You can exempt it by creating an exemption_list.json file along side your tsconfig.json with the following content:

{
  "ban-element-innerhtml-assignments": ["src/foo.ts"]
}

The exemption list supports the glob syntax. For example, if you want to completely disable a check, you can write:

{
  "ban-element-innerhtml-assignments": ["**/*.ts"]
}

Note that exemptions are granted at the file granularity. If you exempt a file from a rule, all violations in that file will be exempted.
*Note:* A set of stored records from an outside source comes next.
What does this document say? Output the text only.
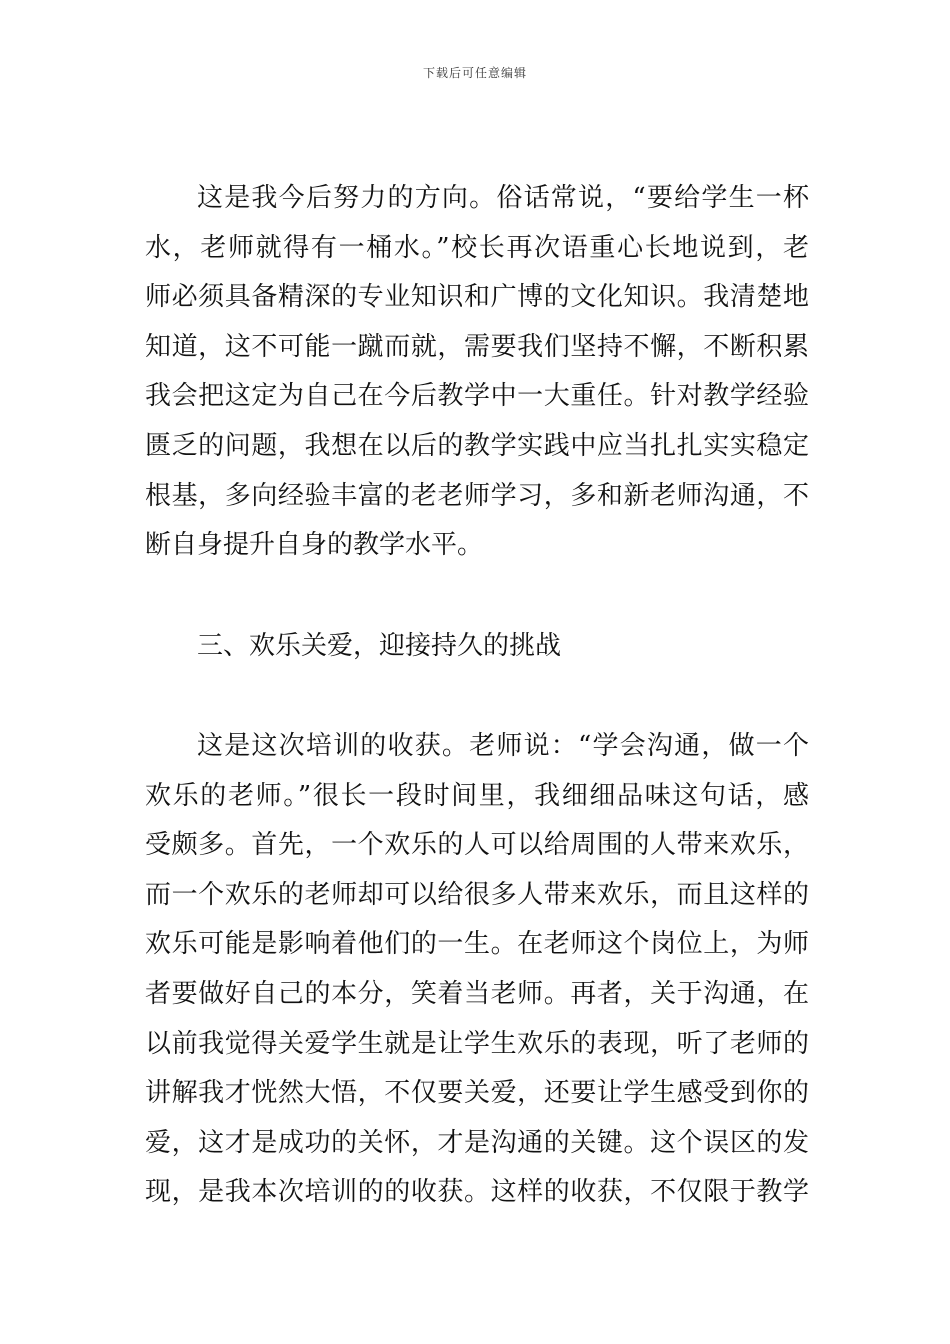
下载后可任意编辑
这是我今后努力的方向。俗话常说，“要给学生一杯
水，老师就得有一桶水。”校长再次语重心长地说到，老
师必须具备精深的专业知识和广博的文化知识。我清楚地
知道，这不可能一蹴而就，需要我们坚持不懈，不断积累
我会把这定为自己在今后教学中一大重任。针对教学经验
匮乏的问题，我想在以后的教学实践中应当扎扎实实稳定
根基，多向经验丰富的老老师学习，多和新老师沟通，不
断自身提升自身的教学水平。
三、欢乐关爱，迎接持久的挑战
这是这次培训的收获。老师说：“学会沟通，做一个
欢乐的老师。”很长一段时间里，我细细品味这句话，感
受颇多。首先，一个欢乐的人可以给周围的人带来欢乐，
而一个欢乐的老师却可以给很多人带来欢乐，而且这样的
欢乐可能是影响着他们的一生。在老师这个岗位上，为师
者要做好自己的本分，笑着当老师。再者，关于沟通，在
以前我觉得关爱学生就是让学生欢乐的表现，听了老师的
讲解我才恍然大悟，不仅要关爱，还要让学生感受到你的
爱，这才是成功的关怀，才是沟通的关键。这个误区的发
现，是我本次培训的的收获。这样的收获，不仅限于教学
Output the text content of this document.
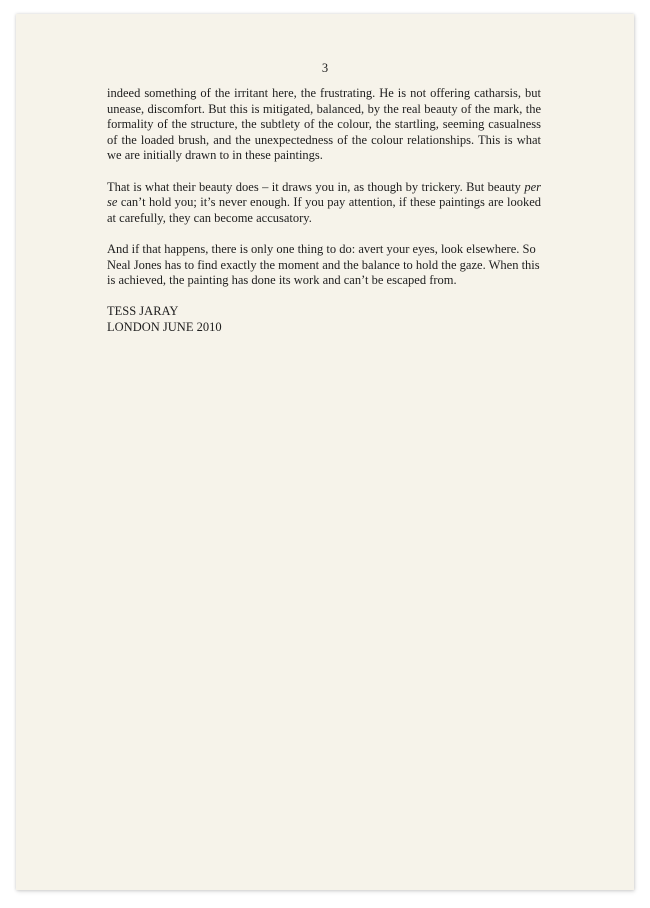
3

indeed something of the irritant here, the frustrating. He is not offering catharsis, but unease, discomfort. But this is mitigated, balanced, by the real beauty of the mark, the formality of the structure, the subtlety of the colour, the startling, seeming casualness of the loaded brush, and the unexpectedness of the colour relationships. This is what we are initially drawn to in these paintings.

That is what their beauty does – it draws you in, as though by trickery. But beauty per se can’t hold you; it’s never enough. If you pay attention, if these paintings are looked at carefully, they can become accusatory.

And if that happens, there is only one thing to do: avert your eyes, look elsewhere. So Neal Jones has to find exactly the moment and the balance to hold the gaze. When this is achieved, the painting has done its work and can’t be escaped from.

TESS JARAY
LONDON JUNE 2010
You can exempt files from all rules by setting the exemption list for the wildcard rule name "*". This can be useful when the compiler configuration of your project include files for testing.

{
  "*": ["**/test/*.ts", "**/*.test.ts", "**/*.spec.ts"]
}

Configure other diagnostic reporting options

It is possible to ask tsec to ignore all errors that would have been reported by the vanilla TS compiler and keep only the tsec-specific ones. To do so, set the reportTsecDiagnosticsOnly field in plugin options:

{
  "compilerOptions": {
    "plugins": [
      {
        "name": "tsec",
        "reportTsecDiagnosticsOnly": true
      }
    ]
  }
}

Developing locally

We recommend developing using VS Code. We have preconfigured the project such that debugging works out of the box. If you press F5 (Debug: Start debugging) tsec will be freshly built and executed on the project files (files included in tsconfig). Currently, we have tests only internally at Google, but you can create a test.ts file with some violationg code anywhere in the project to get started. You can then add breakpoints in any tsec source file.

Contributing

See CONTRIBUTING.md.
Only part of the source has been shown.